Per adattarsi alla vita marina hanno dovuto modificare le loro caratteristiche morfologiche. Gli arti anteriori si sono trasformati in pinne pettorali, mentre gli arti posteriori sono invece scomparsi, così come il collo. E’ comparsa la pinna dorsale sul dorso, non sorretta da ossa, con funzione stabilizzatrice. La coda si è allungata e ai suoi lati, nella parte terminale, si sono formati due lobi orizzontali, originando così la pinna caudale, la quale funziona da organo principale di propulsione.

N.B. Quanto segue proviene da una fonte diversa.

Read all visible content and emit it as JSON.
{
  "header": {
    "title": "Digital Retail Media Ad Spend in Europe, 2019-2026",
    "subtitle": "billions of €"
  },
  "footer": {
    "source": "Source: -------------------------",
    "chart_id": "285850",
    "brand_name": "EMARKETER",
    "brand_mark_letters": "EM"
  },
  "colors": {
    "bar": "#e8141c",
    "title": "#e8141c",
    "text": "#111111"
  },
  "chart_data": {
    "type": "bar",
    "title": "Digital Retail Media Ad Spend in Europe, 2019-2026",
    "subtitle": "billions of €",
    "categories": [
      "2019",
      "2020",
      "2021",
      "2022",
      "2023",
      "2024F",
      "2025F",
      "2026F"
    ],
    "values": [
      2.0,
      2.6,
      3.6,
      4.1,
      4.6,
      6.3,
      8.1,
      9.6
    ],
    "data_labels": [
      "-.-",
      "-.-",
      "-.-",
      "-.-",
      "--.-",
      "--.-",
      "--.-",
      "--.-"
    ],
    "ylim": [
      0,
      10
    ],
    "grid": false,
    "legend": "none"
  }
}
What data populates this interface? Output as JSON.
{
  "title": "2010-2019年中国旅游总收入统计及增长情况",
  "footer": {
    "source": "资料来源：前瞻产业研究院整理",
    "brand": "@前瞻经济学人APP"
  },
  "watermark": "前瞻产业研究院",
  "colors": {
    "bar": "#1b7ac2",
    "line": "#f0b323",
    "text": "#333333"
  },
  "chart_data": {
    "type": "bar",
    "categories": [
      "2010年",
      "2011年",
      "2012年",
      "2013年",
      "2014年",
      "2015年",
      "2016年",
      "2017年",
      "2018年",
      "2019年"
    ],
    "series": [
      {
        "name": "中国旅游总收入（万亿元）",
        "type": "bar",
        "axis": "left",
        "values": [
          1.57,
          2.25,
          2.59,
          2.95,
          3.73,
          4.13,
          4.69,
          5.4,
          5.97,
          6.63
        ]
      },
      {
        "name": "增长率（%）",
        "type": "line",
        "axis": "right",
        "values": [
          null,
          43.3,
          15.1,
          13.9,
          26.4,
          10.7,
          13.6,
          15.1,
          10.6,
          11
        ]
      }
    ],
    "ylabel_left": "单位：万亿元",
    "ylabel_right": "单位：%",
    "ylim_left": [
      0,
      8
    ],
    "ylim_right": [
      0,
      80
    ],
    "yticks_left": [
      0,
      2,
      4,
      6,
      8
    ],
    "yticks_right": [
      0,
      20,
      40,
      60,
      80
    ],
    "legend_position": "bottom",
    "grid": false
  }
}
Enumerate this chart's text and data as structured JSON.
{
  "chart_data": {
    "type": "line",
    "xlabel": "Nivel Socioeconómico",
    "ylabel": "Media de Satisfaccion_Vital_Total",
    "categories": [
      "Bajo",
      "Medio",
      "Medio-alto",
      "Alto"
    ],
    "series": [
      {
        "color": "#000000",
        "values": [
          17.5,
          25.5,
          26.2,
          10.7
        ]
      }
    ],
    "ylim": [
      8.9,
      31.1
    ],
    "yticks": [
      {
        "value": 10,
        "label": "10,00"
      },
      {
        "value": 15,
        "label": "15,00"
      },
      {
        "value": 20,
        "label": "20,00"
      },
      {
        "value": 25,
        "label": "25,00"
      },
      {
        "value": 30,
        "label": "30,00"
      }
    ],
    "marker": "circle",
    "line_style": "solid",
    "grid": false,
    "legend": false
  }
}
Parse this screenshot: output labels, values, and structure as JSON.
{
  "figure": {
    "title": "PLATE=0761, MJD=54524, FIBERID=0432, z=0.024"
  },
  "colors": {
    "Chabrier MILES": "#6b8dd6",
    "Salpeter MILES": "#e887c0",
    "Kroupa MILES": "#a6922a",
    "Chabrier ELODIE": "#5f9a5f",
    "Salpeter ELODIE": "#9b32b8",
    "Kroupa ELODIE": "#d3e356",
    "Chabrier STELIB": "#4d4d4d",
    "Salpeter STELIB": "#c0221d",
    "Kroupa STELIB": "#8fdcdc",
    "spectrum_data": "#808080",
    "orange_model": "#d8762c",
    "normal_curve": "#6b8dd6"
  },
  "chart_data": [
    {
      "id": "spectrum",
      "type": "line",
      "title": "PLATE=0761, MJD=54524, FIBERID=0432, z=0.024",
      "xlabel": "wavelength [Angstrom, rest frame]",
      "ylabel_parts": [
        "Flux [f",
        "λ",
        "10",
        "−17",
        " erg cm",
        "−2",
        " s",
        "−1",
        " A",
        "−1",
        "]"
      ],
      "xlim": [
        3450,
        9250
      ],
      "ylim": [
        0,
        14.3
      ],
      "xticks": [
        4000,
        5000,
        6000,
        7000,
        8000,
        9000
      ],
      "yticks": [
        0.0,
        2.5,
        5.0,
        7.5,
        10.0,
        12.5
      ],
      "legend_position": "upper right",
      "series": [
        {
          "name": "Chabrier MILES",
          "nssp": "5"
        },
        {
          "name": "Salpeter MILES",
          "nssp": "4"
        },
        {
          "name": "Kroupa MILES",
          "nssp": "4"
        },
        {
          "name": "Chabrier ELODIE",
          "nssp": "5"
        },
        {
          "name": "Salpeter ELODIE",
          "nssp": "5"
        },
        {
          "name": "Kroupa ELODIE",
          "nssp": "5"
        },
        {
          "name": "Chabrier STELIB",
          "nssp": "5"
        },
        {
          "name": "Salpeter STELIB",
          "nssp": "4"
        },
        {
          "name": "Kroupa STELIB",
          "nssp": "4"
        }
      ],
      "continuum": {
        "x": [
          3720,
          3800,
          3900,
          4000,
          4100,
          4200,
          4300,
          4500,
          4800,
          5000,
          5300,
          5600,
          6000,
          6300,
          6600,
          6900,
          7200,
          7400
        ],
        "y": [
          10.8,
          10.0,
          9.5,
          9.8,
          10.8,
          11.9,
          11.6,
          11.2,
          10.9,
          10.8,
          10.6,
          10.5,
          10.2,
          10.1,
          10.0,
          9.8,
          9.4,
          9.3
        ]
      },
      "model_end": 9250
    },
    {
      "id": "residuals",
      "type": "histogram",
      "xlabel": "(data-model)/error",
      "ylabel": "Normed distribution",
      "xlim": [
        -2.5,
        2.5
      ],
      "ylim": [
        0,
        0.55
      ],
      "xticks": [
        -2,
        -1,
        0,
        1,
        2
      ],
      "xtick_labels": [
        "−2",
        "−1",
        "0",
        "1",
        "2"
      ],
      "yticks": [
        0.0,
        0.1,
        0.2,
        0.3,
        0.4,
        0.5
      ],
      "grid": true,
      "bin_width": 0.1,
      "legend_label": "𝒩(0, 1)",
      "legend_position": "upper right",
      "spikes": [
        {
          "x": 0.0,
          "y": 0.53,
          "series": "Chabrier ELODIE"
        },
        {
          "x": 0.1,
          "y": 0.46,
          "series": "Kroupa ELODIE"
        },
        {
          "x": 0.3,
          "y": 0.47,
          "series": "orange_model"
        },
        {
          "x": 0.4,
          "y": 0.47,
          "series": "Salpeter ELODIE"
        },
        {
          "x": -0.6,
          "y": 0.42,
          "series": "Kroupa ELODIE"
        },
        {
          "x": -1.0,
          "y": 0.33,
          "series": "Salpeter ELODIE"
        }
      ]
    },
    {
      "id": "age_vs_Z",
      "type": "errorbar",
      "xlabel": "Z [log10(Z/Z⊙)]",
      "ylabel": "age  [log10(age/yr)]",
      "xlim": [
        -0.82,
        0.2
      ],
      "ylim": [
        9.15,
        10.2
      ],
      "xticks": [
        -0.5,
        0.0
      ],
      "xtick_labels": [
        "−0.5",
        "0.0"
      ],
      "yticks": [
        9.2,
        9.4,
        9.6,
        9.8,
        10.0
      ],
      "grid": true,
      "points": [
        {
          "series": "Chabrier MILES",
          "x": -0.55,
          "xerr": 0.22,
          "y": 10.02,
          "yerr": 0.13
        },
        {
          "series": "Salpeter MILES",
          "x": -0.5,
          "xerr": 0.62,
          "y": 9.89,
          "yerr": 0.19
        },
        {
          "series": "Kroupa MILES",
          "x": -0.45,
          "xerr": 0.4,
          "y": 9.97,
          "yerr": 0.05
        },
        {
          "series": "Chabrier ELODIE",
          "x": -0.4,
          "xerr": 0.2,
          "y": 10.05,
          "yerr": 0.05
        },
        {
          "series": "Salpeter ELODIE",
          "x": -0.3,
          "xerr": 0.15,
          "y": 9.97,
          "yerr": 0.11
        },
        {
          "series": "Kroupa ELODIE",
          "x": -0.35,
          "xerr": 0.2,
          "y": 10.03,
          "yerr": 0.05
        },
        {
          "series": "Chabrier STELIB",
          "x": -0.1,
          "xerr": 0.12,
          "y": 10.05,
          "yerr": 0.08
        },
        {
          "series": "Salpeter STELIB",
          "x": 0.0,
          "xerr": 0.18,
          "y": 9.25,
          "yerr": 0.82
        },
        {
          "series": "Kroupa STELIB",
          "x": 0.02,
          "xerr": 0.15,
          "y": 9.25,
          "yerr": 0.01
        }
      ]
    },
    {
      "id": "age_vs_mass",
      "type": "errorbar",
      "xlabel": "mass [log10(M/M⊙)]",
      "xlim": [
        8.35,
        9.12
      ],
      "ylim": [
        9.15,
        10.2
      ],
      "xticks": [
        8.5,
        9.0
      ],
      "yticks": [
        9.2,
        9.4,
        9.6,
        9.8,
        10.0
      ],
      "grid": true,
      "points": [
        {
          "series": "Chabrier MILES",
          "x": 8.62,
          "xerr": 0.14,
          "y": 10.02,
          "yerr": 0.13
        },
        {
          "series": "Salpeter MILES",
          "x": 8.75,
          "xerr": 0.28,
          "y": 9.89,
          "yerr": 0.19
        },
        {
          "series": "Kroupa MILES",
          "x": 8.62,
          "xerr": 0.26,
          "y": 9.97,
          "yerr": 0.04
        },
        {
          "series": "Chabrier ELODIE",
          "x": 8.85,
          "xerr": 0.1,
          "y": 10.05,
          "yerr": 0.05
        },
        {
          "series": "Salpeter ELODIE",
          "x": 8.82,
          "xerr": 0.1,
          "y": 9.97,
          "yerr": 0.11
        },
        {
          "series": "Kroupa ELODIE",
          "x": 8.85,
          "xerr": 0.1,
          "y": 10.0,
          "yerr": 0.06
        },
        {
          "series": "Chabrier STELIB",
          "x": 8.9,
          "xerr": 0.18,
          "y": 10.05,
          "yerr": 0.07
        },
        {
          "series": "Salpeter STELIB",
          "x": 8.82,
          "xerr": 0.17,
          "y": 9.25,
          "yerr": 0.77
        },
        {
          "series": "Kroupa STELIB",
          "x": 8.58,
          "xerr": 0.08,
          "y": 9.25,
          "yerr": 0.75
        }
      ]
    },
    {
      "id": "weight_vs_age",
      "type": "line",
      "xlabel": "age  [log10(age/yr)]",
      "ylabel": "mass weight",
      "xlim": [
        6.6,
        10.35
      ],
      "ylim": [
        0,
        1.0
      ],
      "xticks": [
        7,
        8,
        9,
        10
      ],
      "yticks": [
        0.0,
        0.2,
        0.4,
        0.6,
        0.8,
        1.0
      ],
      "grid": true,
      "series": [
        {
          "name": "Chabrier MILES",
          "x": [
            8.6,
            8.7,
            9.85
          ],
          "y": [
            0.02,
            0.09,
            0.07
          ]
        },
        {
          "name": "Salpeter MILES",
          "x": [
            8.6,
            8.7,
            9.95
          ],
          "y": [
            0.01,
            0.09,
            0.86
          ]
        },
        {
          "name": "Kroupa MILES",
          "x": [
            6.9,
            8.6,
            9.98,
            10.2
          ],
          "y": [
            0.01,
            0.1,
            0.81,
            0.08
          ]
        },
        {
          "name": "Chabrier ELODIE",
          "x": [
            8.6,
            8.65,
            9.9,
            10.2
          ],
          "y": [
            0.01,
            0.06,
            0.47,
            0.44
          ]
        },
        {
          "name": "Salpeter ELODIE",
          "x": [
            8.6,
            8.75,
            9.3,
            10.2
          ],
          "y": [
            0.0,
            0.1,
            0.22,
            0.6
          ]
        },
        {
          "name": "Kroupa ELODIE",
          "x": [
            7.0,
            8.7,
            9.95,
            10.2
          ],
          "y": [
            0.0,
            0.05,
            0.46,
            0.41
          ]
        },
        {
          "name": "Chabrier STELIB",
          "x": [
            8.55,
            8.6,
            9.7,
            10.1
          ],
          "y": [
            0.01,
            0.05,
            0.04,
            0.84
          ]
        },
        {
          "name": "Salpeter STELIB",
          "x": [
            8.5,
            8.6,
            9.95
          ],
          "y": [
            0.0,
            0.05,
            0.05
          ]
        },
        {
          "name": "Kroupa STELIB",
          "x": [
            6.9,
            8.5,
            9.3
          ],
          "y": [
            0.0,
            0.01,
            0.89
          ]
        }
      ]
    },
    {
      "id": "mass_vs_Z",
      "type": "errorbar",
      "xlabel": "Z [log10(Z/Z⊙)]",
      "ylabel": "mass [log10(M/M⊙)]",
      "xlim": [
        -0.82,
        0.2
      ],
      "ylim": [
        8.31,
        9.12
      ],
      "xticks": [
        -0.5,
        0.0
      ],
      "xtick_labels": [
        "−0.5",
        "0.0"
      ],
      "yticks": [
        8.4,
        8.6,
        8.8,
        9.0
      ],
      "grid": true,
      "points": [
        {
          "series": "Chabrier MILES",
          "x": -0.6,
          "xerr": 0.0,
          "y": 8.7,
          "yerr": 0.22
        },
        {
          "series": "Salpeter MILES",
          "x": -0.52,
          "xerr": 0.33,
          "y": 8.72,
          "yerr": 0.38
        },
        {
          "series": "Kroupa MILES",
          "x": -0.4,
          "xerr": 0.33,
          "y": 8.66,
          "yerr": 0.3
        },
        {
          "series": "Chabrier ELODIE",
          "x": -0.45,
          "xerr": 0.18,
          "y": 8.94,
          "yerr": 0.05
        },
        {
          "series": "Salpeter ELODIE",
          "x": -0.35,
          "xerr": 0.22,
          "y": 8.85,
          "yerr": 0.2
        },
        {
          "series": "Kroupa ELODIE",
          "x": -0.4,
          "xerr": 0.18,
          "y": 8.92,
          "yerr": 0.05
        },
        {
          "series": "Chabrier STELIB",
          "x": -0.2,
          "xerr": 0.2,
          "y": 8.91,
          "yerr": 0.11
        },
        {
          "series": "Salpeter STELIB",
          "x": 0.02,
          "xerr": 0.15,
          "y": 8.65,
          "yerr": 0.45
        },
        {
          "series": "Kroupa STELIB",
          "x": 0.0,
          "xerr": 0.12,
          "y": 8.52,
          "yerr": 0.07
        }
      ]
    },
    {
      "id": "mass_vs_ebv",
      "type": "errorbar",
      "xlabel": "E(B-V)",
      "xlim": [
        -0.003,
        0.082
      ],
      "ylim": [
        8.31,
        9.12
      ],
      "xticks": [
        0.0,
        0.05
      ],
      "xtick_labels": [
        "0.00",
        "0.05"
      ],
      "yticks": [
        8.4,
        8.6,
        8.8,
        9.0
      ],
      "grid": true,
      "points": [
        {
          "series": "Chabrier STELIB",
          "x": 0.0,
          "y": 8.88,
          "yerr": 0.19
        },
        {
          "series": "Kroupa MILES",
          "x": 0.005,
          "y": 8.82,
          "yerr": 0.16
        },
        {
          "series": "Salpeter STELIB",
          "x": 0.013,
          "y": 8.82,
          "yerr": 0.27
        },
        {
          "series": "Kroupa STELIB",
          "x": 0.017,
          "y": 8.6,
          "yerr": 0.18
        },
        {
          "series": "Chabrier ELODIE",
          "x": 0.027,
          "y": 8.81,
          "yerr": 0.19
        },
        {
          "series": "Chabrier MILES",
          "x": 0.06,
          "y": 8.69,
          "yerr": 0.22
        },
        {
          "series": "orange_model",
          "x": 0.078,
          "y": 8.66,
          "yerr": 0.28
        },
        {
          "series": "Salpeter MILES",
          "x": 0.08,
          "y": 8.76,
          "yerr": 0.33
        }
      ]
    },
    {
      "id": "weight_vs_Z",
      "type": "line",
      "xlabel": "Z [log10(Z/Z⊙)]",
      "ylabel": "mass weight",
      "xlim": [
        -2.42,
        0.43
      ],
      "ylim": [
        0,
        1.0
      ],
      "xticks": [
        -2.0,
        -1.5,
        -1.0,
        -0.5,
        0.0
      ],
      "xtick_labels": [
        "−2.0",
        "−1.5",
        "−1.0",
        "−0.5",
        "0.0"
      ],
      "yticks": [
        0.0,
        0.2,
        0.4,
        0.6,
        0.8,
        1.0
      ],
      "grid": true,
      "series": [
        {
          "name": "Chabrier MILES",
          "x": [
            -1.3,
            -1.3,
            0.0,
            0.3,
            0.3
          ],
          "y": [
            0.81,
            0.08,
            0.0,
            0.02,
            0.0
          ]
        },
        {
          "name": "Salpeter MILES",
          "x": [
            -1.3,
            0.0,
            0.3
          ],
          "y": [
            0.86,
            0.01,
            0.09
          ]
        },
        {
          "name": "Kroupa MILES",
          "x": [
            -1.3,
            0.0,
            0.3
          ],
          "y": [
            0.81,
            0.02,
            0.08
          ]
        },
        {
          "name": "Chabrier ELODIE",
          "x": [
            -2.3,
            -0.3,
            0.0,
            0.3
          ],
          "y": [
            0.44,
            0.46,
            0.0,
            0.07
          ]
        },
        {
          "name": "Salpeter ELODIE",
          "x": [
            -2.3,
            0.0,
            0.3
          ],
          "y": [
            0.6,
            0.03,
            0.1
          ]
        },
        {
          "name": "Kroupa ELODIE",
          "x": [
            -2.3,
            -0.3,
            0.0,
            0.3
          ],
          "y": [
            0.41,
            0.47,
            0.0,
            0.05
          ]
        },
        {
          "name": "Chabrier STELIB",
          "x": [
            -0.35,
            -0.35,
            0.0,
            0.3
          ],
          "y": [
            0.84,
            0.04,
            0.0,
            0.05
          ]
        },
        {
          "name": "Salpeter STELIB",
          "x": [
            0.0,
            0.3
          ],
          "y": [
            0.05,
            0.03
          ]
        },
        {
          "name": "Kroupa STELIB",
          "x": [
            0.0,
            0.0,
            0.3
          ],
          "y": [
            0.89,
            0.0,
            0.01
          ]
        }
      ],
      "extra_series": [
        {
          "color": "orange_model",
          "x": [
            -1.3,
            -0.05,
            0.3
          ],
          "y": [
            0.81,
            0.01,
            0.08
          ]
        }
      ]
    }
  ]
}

Sono state eliminate le sporgenze lungo il profilo del corpo, come i padiglioni auricolari che sono scomparsi, mentre i genitali e le mammelle sono state accolte in tasche cutanee. Per lo stesso motivo è sparito il pelo, perdendo in acqua la funzione di trattenere calore. Per conservare il calore invece hanno sviluppato uno strato di grasso sottocutaneo, il "pannicolo adiposo", con funzione termoisolante. Le narici, per facilitare la respirazione, si sono spostate dall’estremità del muso verso la sommità del capo, diventando i cosiddetti "sfiatatoi". Queste aperture, dotate di valvole per impedire l’ingresso di acqua, nei misticeti, cetacei con i fanoni, sono rimaste duplici, mentre negli odontoceti, cetacei con i denti, convergono in un'unica fessura.

La vita dei cetacei si svolge completamente in mare. Vivono sia in gruppi, in un complesso sistema sociale organizzato, come nel "clan" delle orche (Orcinus orca), sia solitari, incontrandosi solo per gli accoppiamenti. Il periodo degli accoppiamenti è variabile, tra la primavera e l’estate, con qualche stralcio in autunno. In questi periodi, può esserci competizione fra i maschi allo scopo di garantirsi un maggior successo riproduttivo. Tale competizione può essere vocale, come nelle megattere (Megaptera novaeangliae) o fisica come nei capodogli (Physeter macrocephalus). Ma in alcuni casi può esistere anche cooperazione fra maschi, come nella balena franca (Eubalaena glacialis). La gestazione va dai 9 ai 18 mesi e si conclude con il parto in mare di un solo piccolo. Questo rimarrà con la madre per un periodo variabile da qualche mese a diverse stagioni, e raggiungerà la maturità sessuale solo dopo molti anni (in alcuni casi, nei maschi di capodogli, arriva addirittura a 21 anni). La longevità è da porre in relazione con la taglia: la piccola focena comune può arrivare a vivere fino a circa 15 anni, mentre l’immensa balenottera comune raggiunge i 90 anni.